REVIEW: PEAKING LIGHTS – COSMIC LOGIC (2014)
Peaking Lights is made of married couple Aaron Coynes and Indra Dunis. The pair used to be based in Madison and ran favorite local thrift store, Good Style Shop. The space was located near East Washington and the Capitol but has now moved to the Project Lodge’s old real estate on Johnson Street. Both locations have hosted their fair share of concerts: while on East Washington, Acid Mothers Temple played a legendary packed show. Coynes and Dunis recently relocated back to California where they originally met; Dunis used to be part of the excellent San Francisco band Numbers. The band often would be grouped together with the likes of Deerhoof. Cosmic Logic is their new album and it is out on Domino and Weird World.

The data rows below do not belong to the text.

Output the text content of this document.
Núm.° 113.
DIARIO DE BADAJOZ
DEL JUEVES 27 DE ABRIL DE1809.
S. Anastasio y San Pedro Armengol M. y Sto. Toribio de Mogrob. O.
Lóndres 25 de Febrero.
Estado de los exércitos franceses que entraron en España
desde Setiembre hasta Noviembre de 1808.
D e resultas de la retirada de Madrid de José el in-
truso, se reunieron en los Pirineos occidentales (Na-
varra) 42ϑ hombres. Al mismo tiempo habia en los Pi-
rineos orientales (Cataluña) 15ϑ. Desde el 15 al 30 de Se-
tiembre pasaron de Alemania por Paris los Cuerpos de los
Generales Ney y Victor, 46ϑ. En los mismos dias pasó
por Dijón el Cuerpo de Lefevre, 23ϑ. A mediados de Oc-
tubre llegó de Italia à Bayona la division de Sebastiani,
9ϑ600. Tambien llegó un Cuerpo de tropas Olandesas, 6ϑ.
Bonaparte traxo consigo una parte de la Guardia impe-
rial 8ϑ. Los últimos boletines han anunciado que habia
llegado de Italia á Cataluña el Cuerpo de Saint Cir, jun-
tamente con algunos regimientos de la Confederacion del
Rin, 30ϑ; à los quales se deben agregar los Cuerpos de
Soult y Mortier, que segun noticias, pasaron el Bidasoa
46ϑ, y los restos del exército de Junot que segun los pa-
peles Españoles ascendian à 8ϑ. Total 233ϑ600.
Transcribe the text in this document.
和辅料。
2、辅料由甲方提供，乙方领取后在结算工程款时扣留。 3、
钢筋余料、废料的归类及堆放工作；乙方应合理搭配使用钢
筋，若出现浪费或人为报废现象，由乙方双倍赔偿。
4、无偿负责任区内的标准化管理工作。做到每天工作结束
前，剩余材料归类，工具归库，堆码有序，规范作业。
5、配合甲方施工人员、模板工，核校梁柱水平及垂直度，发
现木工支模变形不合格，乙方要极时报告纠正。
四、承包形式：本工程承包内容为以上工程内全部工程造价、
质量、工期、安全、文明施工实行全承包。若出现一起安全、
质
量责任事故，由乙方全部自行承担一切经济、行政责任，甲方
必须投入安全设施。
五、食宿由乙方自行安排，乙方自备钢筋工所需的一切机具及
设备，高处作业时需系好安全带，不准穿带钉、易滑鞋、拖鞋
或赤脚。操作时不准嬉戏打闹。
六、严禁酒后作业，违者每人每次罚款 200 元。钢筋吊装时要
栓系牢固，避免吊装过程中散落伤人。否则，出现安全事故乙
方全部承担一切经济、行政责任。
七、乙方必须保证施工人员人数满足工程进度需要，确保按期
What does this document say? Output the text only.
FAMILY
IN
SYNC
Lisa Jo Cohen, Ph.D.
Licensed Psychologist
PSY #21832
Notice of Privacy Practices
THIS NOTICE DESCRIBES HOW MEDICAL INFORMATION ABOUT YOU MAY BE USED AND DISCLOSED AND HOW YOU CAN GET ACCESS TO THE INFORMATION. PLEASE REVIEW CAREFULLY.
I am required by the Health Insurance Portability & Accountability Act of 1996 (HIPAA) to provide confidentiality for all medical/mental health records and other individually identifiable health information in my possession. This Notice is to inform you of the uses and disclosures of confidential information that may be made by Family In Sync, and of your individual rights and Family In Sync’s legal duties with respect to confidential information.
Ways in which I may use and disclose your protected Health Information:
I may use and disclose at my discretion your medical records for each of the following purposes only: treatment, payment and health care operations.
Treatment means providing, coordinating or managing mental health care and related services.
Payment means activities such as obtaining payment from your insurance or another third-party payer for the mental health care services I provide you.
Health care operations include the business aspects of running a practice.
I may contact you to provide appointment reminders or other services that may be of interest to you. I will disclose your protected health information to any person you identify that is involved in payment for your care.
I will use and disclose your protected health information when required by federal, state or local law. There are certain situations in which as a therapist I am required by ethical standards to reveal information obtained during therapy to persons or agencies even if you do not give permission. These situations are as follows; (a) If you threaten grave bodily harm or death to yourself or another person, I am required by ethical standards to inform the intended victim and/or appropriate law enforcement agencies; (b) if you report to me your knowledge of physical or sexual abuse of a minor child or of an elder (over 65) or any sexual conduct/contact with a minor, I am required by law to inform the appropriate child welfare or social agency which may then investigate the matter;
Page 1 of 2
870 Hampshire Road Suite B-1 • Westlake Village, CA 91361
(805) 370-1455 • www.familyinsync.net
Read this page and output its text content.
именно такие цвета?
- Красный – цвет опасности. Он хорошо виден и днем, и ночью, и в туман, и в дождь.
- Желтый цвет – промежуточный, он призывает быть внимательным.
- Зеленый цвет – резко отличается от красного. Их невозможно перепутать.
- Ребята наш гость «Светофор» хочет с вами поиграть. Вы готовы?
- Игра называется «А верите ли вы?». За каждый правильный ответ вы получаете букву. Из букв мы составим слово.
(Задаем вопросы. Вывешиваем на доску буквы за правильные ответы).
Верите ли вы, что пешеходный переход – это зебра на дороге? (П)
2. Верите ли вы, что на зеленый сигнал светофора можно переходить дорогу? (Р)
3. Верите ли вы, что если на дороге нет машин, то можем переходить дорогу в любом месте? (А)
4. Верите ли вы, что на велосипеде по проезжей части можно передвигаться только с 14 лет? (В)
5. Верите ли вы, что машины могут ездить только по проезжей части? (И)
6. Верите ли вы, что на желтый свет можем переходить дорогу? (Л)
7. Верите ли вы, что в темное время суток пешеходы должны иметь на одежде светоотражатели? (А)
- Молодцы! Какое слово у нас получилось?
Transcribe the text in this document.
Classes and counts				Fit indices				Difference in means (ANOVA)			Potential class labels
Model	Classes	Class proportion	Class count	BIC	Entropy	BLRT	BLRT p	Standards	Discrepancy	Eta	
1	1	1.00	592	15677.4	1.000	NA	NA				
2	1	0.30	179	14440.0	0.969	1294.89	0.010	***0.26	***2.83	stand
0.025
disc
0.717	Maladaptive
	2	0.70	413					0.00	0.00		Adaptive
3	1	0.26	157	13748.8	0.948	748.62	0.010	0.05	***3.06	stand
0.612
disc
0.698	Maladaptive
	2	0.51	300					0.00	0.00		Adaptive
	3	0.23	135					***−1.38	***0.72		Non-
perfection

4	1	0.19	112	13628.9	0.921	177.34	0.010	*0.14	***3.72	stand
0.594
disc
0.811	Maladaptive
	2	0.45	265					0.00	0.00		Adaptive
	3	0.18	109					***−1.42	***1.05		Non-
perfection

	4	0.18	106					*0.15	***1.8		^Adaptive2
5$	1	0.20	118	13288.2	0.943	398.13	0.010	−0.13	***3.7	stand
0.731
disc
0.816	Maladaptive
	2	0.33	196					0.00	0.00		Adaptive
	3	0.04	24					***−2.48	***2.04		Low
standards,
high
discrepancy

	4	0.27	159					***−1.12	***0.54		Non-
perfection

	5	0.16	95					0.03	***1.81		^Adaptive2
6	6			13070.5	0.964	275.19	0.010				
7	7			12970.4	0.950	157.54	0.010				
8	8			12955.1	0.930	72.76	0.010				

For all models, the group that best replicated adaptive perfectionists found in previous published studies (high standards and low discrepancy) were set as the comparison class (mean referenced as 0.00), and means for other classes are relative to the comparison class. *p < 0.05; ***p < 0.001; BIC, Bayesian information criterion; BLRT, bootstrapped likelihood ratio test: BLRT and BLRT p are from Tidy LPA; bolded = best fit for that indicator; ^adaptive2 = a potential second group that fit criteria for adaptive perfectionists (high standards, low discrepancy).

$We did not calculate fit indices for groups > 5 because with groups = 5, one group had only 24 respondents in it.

“Infinite Trips” has a magnetic bass line that powers the song as antiquated synths gush and distortion builds. On “Telephone Call” Dunis sings, “Telephone call/ Telephone call from space/Calling all/Calling all the human race”; a playful treble melody is interspersed among an ersatz low-end and a gamut of percussion. “Hypnotic Hustle” is dance-floor ready with the lyrics, “Got lost keeping time with our feet/Now we’re in too deep”. The song breaks down to a trance with laser beam effects and eight note hi hat hits on and as well as the lyrics, “Sun comes up/And then it goes down”. “Everyone and Us”, “Little Light” and “Dreamquest” keep the theme of deep synth propelled tracks going.
“Eyes to the Sea” changes the pace with a fierce groove and a dazzling melody. Dunis, this time around, lets her singing broaden. “Bad with the Good” features a more pronounced beat and a synth baritone line that sounds like a wooden bass slap. The song changes to exotic percussion as the songstress warbles, “In the night were going to have fun”. “New Grrrls” presents the first personal song of the album as it details Dunis’ transition from a punk riot grrrl to being a mom. In the song she sings, “Feminism gave me a choice/Riot grrrl gave me voice/Now I respect all the ladies/That paved the way for me”. “Tell Me Your Song” finishes the record on a regal note.
Cosmis Logic is an interesting blend of bass powered dance tracks with lots of synth. It does become a bit dull when the same low-end effect seems to be used on five tracks in a row on the first half of the album. That being said there are some definite highlights as described above. Cosmic Logic seems to be a departure of the dub workouts of Lucifer and 936. Check this album out if you are looking to get down.